Melalui kegiatan tersebut, peserta tidak hanya memperoleh informasi mengenai hak dan kewajiban sebagai peserta Taspen, tetapi juga mendapatkan wawasan mengenai peluang berwirausaha sebagai alternatif untuk tetap produktif setelah memasuki masa purnatugas.
Selain itu, Erwin turut mengajak para peserta memanfaatkan layanan digital Action Bank Aceh guna mempermudah transaksi keuangan serta mendukung pengelolaan usaha secara lebih efektif.
Bank Aceh juga menyediakan berbagai produk dan layanan yang dirancang khusus bagi calon pensiunan maupun pensiunan, termasuk fasilitas pembiayaan pra-pensiun dan pembiayaan pensiun yang dapat dimanfaatkan untuk memenuhi kebutuhan hidup maupun mengembangkan usaha setelah memasuki masa purnabakti.
Sementara itu, Kepala PT Taspen (Persero) Cabang Banda Aceh, Junaizar, mengatakan sinergi dengan Bank Aceh merupakan bagian dari pelayanan terpadu kepada ASN agar memperoleh informasi yang lengkap mengenai manfaat program pensiun serta berbagai layanan yang dapat dimanfaatkan sebelum maupun sesudah memasuki masa pensiun.

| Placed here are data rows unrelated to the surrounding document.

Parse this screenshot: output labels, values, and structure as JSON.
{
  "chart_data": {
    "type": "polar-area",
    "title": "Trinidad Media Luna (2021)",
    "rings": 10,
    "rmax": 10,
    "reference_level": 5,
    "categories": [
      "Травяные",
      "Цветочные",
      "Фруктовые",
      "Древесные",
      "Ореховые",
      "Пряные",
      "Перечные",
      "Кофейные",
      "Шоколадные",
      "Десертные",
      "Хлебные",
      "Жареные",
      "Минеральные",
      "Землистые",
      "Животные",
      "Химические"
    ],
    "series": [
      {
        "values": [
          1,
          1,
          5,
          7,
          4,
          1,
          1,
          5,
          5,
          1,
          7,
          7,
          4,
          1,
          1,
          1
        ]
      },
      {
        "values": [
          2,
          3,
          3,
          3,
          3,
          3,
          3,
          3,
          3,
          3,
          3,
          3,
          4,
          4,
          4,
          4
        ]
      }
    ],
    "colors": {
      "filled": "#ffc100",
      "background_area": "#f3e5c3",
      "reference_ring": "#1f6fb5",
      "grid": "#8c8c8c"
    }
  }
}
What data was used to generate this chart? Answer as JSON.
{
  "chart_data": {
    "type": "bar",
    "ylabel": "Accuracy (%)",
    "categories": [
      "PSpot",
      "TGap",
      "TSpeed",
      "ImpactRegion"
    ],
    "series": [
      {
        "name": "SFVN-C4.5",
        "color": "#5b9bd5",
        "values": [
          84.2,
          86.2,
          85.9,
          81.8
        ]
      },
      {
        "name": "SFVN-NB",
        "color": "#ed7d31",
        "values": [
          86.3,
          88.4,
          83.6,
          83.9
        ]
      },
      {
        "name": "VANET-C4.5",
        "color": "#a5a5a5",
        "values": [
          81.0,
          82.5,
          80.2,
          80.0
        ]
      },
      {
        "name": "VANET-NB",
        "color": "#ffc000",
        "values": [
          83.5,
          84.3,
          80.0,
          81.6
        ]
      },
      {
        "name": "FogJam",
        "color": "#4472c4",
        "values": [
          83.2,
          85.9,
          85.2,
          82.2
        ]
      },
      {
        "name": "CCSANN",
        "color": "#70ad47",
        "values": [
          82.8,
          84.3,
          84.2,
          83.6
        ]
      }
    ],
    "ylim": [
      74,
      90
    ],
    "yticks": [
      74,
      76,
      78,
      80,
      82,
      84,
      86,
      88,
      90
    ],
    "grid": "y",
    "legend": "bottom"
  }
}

Rangkaian kegiatan diawali dengan penyerahan cendera mata sebagai simbol apresiasi atas kolaborasi antara Bank Aceh dan PT Taspen (Persero). Selanjutnya, peserta mengikuti pemaparan materi dari PT Taspen mengenai hak dan kewajiban peserta, materi dari Badan Kepegawaian Negara (BKN), serta sosialisasi layanan pembiayaan dan layanan pensiun yang disediakan Bank Aceh.
Antusiasme peserta terlihat dalam sesi diskusi dan tanya jawab yang berlangsung interaktif. Kesempatan tersebut dimanfaatkan untuk memperoleh penjelasan langsung dari para narasumber terkait pengelolaan dana pensiun, administrasi kepegawaian, hingga peluang usaha yang dapat dijalankan setelah pensiun.
Melalui kolaborasi tersebut, Bank Aceh berharap dapat terus memperkuat perannya sebagai mitra strategis Pemerintah Aceh, tidak hanya dalam menyediakan layanan perbankan, tetapi juga meningkatkan literasi keuangan dan kesejahteraan masyarakat, khususnya aparatur sipil negara yang memasuki masa purnabakti.
Kerja sama antara Bank Aceh, PT Taspen, dan Pemerintah Aceh diharapkan mampu menghadirkan pelayanan yang semakin berkualitas sehingga para ASN dapat menjalani masa pensiun dengan lebih sejahtera, mandiri, produktif, serta tetap memiliki kontribusi positif bagi masyarakat.